Anımsayacak olursak, 12 Haziran 2009′da
yapılan seçimleri, beklentilerin aksine reformcu muhalefetin lideri
Hussein Musavi’ye karşı yüzde 62, 6 oyla ılımlı muhafazakâr Mahmud
Ahmedinejad’ın kazandığının açıklanması bütün toplumu ayağa kaldırmıştı.
Musavi ve eski Meclis Başkanı
Kerrubi başta olmak üzere diğer adaylar seçimlerde inanılmaz hileler
yapılmış ve sonuçların tahrif edilmiş olmasından şikâyetçiydiler.
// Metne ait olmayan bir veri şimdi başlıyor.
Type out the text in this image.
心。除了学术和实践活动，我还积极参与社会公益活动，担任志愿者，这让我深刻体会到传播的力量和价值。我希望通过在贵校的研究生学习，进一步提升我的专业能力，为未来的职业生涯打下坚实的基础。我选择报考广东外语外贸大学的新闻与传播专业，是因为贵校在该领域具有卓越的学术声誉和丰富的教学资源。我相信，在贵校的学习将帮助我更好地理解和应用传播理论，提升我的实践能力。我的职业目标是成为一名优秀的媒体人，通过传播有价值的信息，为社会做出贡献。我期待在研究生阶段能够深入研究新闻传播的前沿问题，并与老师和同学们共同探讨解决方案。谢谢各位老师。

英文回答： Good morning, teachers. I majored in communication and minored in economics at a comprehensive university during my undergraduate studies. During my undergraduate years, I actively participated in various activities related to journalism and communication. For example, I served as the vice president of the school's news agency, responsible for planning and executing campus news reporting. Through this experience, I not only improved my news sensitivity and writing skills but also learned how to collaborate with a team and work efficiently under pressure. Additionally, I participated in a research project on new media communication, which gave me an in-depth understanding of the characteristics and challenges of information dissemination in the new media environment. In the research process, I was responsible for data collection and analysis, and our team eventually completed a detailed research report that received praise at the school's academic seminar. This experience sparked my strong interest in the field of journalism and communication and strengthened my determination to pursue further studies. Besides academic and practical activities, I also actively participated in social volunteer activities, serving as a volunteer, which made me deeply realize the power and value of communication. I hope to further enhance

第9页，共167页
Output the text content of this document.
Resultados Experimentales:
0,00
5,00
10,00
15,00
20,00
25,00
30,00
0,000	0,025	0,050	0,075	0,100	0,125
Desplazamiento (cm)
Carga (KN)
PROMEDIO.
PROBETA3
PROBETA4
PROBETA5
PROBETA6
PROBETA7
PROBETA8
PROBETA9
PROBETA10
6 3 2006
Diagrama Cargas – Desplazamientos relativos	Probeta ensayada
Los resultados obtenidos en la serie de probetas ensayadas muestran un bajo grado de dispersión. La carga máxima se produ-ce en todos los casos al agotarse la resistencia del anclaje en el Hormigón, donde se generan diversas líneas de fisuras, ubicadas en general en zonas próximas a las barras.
Bu
oldubitti karşısında muhalifler sokağa dökülmüş, Tahran ve diğer
kentlerde, hatta yurtdışında protestolara başlamıştı. Gösterilerin
organizasyonu, ileri ki yıllarda Kahire’nin Tahrir Meydanı’nda da
görüleceği gibi, sosyal medya üzerinden yapıldığı için bu toplumsal
tepki “Twitter Devrimi” olarak adlandırılmıştı. Zira böylesine büyük bir
kitlesel harekete İran’da 1979 devriminden bu yana hiç rastlanmamıştı.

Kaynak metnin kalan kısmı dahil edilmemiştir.